Limitations & Future Work¶
- Strict dependence on paired data: Training requires paired ST and H&E. Although only H&E is needed at inference, the training constraint limits the scope of tissues/diseases covered.
- Circular evaluation risk: ARI/NMI/JSD measure consistency with the NOLAN teacher. If the teacher is biased, the student inherits it. Pathological probes serve as external anchors but were limited to one dataset.
- Manual \(K\) specification: The gap between student and teacher widens at K=20 compared to K=10, suggesting fine-grained niches are harder to distill.
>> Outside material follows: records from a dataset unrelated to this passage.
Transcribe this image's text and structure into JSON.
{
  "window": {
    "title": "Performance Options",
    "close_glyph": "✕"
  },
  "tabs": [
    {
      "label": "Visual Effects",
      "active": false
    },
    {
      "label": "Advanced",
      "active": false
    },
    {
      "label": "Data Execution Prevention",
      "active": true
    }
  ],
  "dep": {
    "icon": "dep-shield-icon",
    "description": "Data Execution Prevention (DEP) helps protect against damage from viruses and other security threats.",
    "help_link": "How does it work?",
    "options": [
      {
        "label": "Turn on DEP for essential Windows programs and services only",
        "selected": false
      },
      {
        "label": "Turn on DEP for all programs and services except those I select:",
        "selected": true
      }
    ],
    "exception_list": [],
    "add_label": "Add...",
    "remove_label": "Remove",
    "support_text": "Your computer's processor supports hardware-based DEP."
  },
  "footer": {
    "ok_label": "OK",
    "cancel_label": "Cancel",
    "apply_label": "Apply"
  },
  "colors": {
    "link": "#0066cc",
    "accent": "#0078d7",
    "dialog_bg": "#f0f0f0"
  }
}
Adaptive determination of niche counts remains an open problem.
Related Work & Insights¶
- vs. NOLAN (ST Teacher): NOLAN performs unsupervised niche discovery in gene space. This work "lowers" its capability to the cheaper H&E modality, focusing on deployment accessibility.
- vs. Histology-NOLAN/Leiden: Applying unsupervised frameworks directly to H&E features yields lower granularity (ARI 0.283 vs 0.615), proving that molecular-side guidance is essential.
- vs. CLIP-style alignment: While CLIP pursues global joint embeddings, this work focuses on "neighborhood-level niche structures" as an intermediate granularity that is more feasible and context-aware for pathology.
Rating¶
- Novelty: ⭐⭐⭐⭐ Target selection (niche structure vs. gene/global) is insightful and novel.
- Experimental Thoroughness: ⭐⭐⭐⭐ Strong across 16 datasets/12 tissues and multiple evaluation metrics, though cross-slide generalization is less covered.
- Writing Quality: ⭐⭐⭐⭐ Logic from motivation to evaluation is clear.
- Value: ⭐⭐⭐⭐ High potential for scaling molecular-grade niche mapping to ubiquitous H&E slides.